Mechanism

Depth-selective gradient routing is the mechanism by which a training example's gradient contribution is integrated into specific layers of a model based on the semantic properties of the content that produced the gradient. The disclosure positions the semantic execution substrate at the boundary between the forward-pass loss computation and the backward-pass gradient application. Gradients are computed as in conventional training, but the gradient signal is modulated, gated, or selectively routed across model depth based on an admissibility determination produced by the substrate. The substrate does not alter the mathematical machinery of gradient computation or optimizer updates; it governs which gradient signals reach which layers and with what magnitude, based on the semantic properties of the training content.

The routing is driven by a training depth profile, which is a structured data object comprising a per-layer or per-block contribution weight vector. For a model comprising L layers or B blocks, the depth profile specifies a weight value for each layer or block, where the weight governs the magnitude of the gradient signal from the associated training example that is permitted to influence the parameters of that layer or block. A weight value of one permits the full gradient signal to reach the layer. A weight value of zero prevents any gradient signal from the example from reaching the layer. A weight value between zero and one attenuates the gradient signal by the specified factor, and a weight value greater than one amplifies it. The per-layer weight vector collectively defines the depth-aggregation profile: the shape of the example's contribution across the model's depth dimension.

Entropy-Band-Indexed Depth Profiles

Each entropy band recognized by the platform's entropy extraction pipeline is associated with a training depth profile that governs how content from that band is selectively weighted across the layers of the model. Training examples with low semantic entropy, that is content well represented in the model's existing knowledge, receive shallow depth profiles. Training examples with high semantic entropy, that is content introducing novel semantic structure, receive deep depth profiles. The depth profile for high-entropy content specifies elevated contribution weights for the model's deeper layers, where multi-step abstraction and novel pattern synthesis occur. The depth profile for low-entropy content specifies elevated weights for the shallower layers and attenuated or zero weights for the deeper layers, preventing routine knowledge from consuming deep representational capacity.

The association between entropy bands and depth profiles is not fixed for the duration of training. It is derived from the platform's slope-band structure and is adapted as the model's internal entropy distribution evolves. During early training, when the model's representations are undifferentiated, the depth profiles may be broad, with examples from all bands contributing to all layers at approximately uniform weighting. As training progresses and the model's representations stratify, the depth profiles narrow. A profile adaptation engine monitors the model's internal entropy distribution at defined checkpoints, evaluating the entropy characteristics of the layer-wise representations and adjusting the depth profiles to maintain alignment between the entropy band structure of the corpus and the entropy structure of the model's internal representations.

Three Routing Techniques

The depth-selective aggregation mechanism is implemented through one or more of three complementary techniques: gated residual connections, attention-based depth selection, and layer-specific scaling factors. Each technique achieves the same functional result, modulating the contribution of a training example's gradient signal to specific layers according to the depth profile, but operates through a different structural mechanism, enabling adaptation to different model architectures.

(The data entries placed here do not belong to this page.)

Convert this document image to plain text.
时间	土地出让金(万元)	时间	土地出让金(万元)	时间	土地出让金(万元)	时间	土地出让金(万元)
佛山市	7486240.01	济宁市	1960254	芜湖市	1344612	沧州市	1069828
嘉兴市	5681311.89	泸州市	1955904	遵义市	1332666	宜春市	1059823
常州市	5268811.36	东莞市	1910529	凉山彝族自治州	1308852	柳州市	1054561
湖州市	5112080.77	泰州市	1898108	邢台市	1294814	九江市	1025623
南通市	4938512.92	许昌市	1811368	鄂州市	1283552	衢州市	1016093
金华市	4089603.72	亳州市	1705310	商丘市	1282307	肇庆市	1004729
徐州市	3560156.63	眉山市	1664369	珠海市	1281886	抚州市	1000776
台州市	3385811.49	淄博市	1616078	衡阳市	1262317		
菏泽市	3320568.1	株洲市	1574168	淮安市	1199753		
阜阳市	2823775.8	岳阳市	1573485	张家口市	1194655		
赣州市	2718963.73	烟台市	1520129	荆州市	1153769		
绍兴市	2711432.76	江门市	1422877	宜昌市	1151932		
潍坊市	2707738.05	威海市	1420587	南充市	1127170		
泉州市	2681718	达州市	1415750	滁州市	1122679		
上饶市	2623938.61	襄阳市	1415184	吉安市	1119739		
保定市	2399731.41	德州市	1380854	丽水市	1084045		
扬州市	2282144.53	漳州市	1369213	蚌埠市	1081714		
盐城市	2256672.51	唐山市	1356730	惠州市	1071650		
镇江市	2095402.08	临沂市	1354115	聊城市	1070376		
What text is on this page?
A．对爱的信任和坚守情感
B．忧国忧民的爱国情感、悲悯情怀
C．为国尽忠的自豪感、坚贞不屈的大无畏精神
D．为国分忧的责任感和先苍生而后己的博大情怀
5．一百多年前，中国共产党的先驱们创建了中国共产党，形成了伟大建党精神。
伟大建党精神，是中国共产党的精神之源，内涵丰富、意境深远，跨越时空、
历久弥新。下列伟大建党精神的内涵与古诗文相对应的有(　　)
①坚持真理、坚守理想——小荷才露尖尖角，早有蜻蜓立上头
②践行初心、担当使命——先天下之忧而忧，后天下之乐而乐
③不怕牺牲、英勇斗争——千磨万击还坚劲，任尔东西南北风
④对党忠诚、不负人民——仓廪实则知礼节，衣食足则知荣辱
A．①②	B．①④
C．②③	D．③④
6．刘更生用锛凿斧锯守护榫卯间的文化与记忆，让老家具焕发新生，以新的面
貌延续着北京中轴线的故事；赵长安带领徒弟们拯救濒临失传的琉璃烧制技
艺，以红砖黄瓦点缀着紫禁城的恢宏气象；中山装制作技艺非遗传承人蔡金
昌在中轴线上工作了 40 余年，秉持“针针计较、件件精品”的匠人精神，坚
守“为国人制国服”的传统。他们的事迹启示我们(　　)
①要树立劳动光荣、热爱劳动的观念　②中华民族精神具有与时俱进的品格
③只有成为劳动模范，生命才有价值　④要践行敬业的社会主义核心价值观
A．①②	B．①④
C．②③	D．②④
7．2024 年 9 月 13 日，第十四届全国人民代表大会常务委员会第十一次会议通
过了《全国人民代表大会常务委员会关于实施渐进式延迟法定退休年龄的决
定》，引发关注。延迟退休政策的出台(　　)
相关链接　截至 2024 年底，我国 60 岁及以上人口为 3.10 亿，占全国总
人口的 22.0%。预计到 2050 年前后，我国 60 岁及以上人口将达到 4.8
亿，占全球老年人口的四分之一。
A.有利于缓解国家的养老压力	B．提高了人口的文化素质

The gated residual connection technique augments each residual connection with a gating coefficient derived from the example's depth profile. The coefficient multiplies the gradient signal flowing through the residual connection, attenuating or amplifying it according to the per-layer weight. A coefficient of zero at a layer prevents the example's gradient from influencing that layer through the residual pathway; a coefficient of one permits full flow. The gated residual connections are applied during the backward pass only, so the forward pass proceeds with standard residual connections and the model's inference behavior is unaffected.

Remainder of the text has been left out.